8. m∠BAD+m∠ABC = 180"

40%

9. m∠BAD + m∠BAD = 180"

10.2m/BAD = 180°

11.

12. m/ABC = 90°

13. m/ADC = m/DAB = 90"

14. ∠BAD, DCB, ∠ABC, and LADC are right angles

Given

Opposite sides of a parallelogram are congruent.

Reflexive Property of Congruence

SSS Congruence Theorem

Definition of congruence

Consecutive angles of a parallelogram are supplementary

Combine like terms

Division Property of Equality

Transitive Property of Equality

Opposite angles of a parallelogram are congruent

Definition of a right angle

GPT-4o mini · Answer

It appears that you've provided a series of statements and properties related to the angles and sides of a parallelogram, specifically regarding triangle \( ABC \) within parallelogram \( ABCD \).

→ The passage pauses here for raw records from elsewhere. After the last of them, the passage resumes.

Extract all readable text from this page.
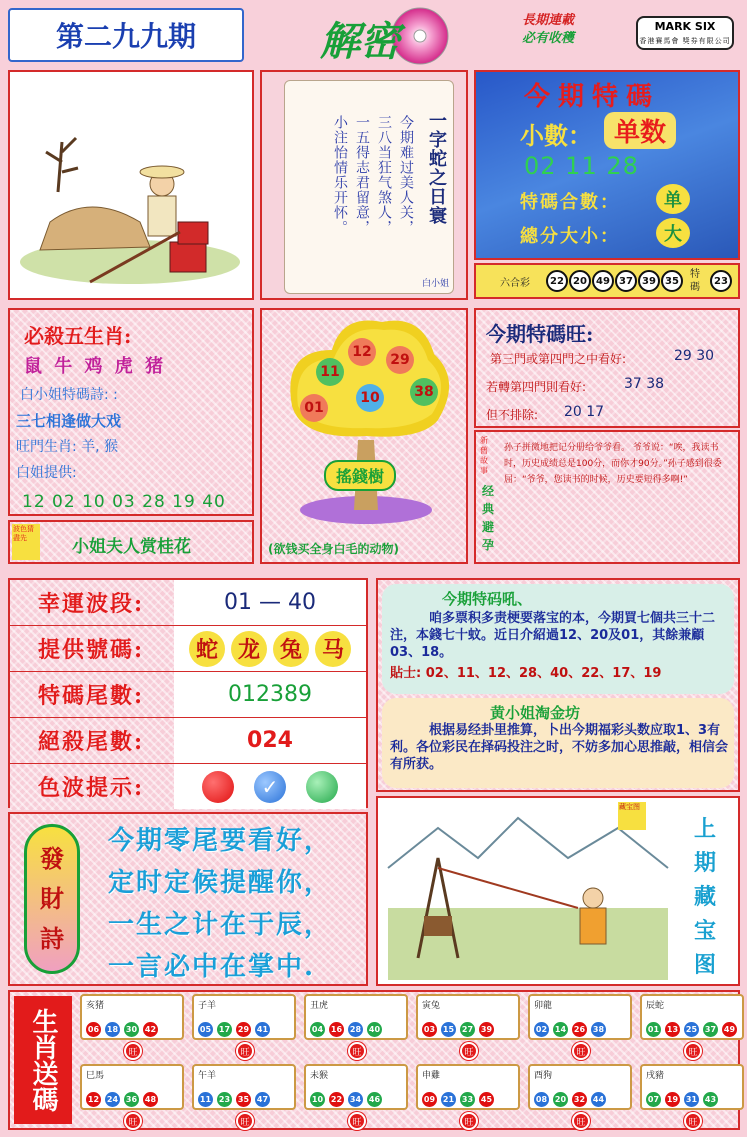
第二九九期	解密	長期連載
必有收穫
MARK SIX
香港賽馬會 獎券有限公司
一字蛇之日寰
今期难过美人关，
三八当狂气煞人，
一五得志君留意，
小注怡情乐开怀。
白小姐
今期特碼
小數： 单数
02 11 28
特碼合數：	单
總分大小：	大
六合彩	22 20 49 37 39 35
特碼
23
必殺五生肖:
鼠 牛 鸡 虎 猪
白小姐特碼詩: :
三七相逢做大戏
旺門生肖: 羊, 猴
白姐提供:
12 02 10 03 28 19 40
波色猜盡先	小姐夫人赏桂花
12	29
11
10	38
01
搖錢樹
(欲钱买全身白毛的动物)
今期特碼旺:
第三門或第四門之中看好:	29 30
若轉第四門則看好:	37 38
但不排除: 20 17
新舊故事
经典避孕
孙子拼微地把记分册给爷爷看。 爷爷说：“唉，我读书时，历史成绩总是100分，而你才90分。”孙子感到很委屈：“爷爷，您读书的时候，历史要短得多啊!”
幸運波段:	01 — 40
提供號碼:	蛇 龙 兔 马
特碼尾數:	012389
絕殺尾數:	024
色波提示:	✓
今期特码吼、
咱多票积多责梗要落宝的本，今期買七個共三十二注，本錢七十蚊。近日介紹過12、20及01，其餘兼顧03、18。
貼士: 02、11、12、28、40、22、17、19
黄小姐淘金坊
根据易经卦里推算，卜出今期福彩头数应取1、3有利。各位彩民在择码投注之时，不妨多加心思推敲，相信会有所获。
藏宝图
上期藏宝图
發財詩
今期零尾要看好，
定时定候提醒你，
一生之计在于辰，
一言必中在掌中.
生肖送碼
亥猪
06 18 30 42
旺
子羊
05 17 29 41
旺
丑虎
04 16 28 40
旺
寅兔
03 15 27 39
旺
卯龍
02 14 26 38
旺
辰蛇
01 13 25 37 49
旺
巳馬
12 24 36 48
旺
午羊
11 23 35 47
旺
未猴
10 22 34 46
旺
申雞
09 21 33 45
旺
酉狗
08 20 32 44
旺
戌豬
07 19 31 43
旺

Below, I’ll clarify the steps involved in proving certain properties about angles and sides in this parallelogram context.

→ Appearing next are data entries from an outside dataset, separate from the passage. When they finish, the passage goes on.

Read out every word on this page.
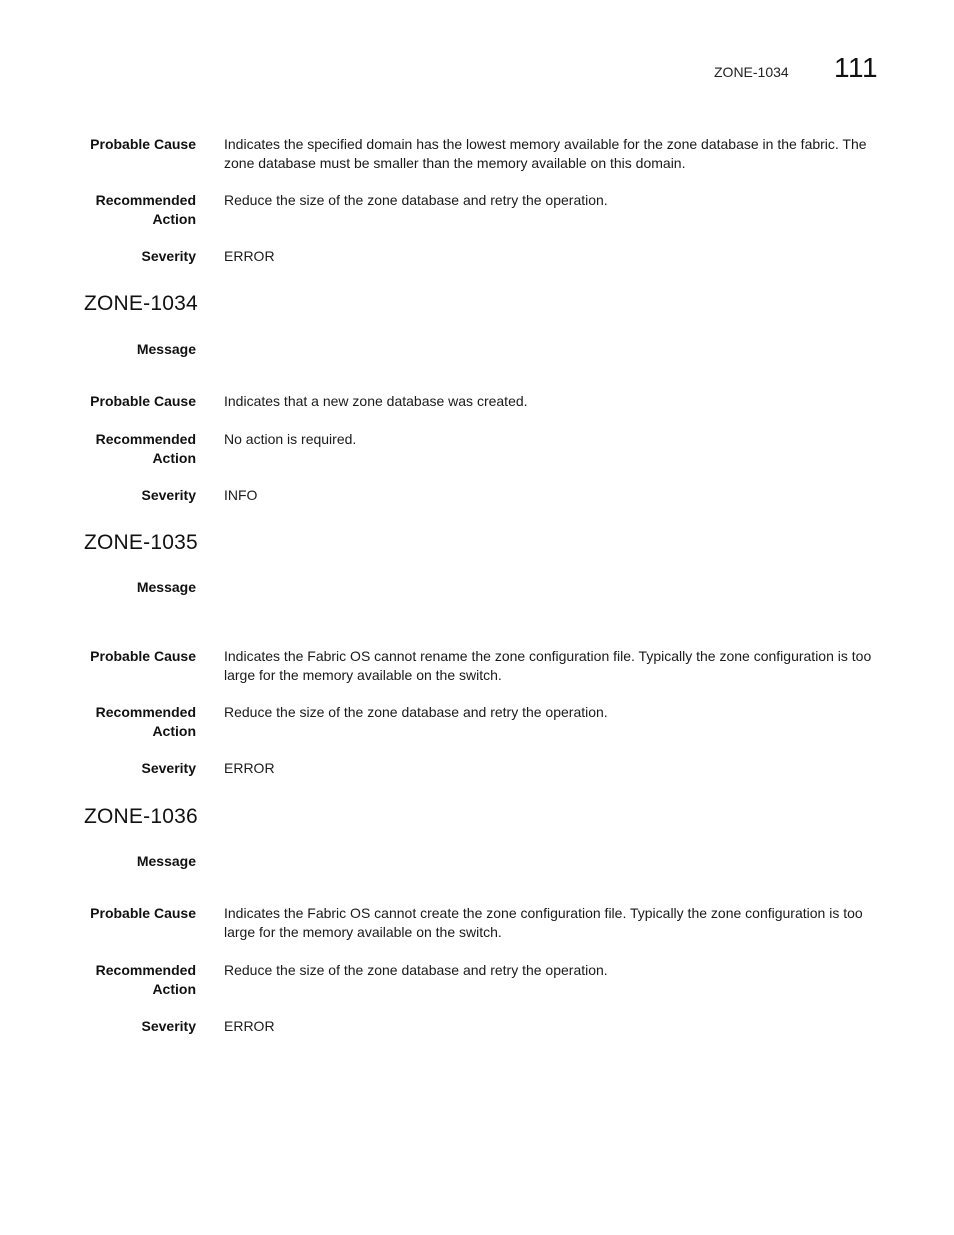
ZONE-1034 111
Probable Cause Indicates the specified domain has the lowest memory available for the zone database in the fabric. The zone database must be smaller than the memory available on this domain.
Recommended Action
Reduce the size of the zone database and retry the operation.
Severity ERROR
ZONE-1034
Message
Probable Cause Indicates that a new zone database was created.
Recommended Action
No action is required.
Severity INFO
ZONE-1035
Message
Probable Cause Indicates the Fabric OS cannot rename the zone configuration file. Typically the zone configuration is too large for the memory available on the switch.
Recommended Action
Reduce the size of the zone database and retry the operation.
Severity ERROR
ZONE-1036
Message
Probable Cause Indicates the Fabric OS cannot create the zone configuration file. Typically the zone configuration is too large for the memory available on the switch.
Recommended Action
Reduce the size of the zone database and retry the operation.
Severity ERROR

Proof Steps on Properties of a Parallelogram

Given: \( ABCD \) is a parallelogram.
Property: \( DB \parallel AC \) (Opposite sides of a parallelogram are parallel).
Property: \( DA \parallel CB \) (Opposite sides of a parallelogram are parallel).
Property: \( AB = BA \) (Reflexive Property of Congruence).
Property: \( AB = DC \) and \( AD = BC \) (Opposite sides of a parallelogram are congruent).
Property: \( \angle BAD = \angle ABC \) (Consecutive angles of a parallelogram are congruent).
Relationship: \( m\angle BAD = m\angle ABC \) (Definition of congruence).
Supplementary Angles: \( m\angle BAD + m\angle ABC = 180^\circ \) (Consecutive angles of a parallelogram are supplementary).
Combine Like Terms: \( 2m\angle BAD = 180^\circ \) (From previous statements).
Dividing Both Sides: \( m\angle BAD = 90^\circ \) (Using Division Property of Equality).
Conclusion: \( m\angle ABC = 90^\circ \) (Since \( m\angle BAD = m\angle ABC \)).
Properties of Angles: Consequently, \( m\angle ADC = m\angle DAB = 90^\circ \) (Opposite angles are congruent due to the properties of a parallelogram).
Final Conclusion: Hence, angles \( \angle BAD, \angle DCB, \angle ABC, \) and \( \angle ADC \) are all right angles, confirming that \( ABCD \) is a rectangle.

Summary of Properties Used:

Reflexive Property of Congruence: An object is congruent to itself.
SSS Congruence Theorem: A triangle is congruent if its sides are congruent.
Definition of Congruence: If two angles are congruent, they have the same measure.
Consecutive Angles of a Parallelogram are Supplementary: The angles that are adjacent (next to each other) in a parallelogram sum up to 180°.
Transitive Property of Equality: If \( a = b \) and \( b = c \), then \( a = c \).
Division Property of Equality: If \( a = b \), then \( a/c = b/c \) (for non-zero \( c \)).
Definition of a Right Angle: An angle that measures 90°.

This structured approach helps in establishing relationships and proving properties essential for understanding the nature of parallelograms, specifically when that parallelogram forms right angles, leading to the conclusion that it is a rectangle. If you have further questions or another topic in mind, feel free to ask!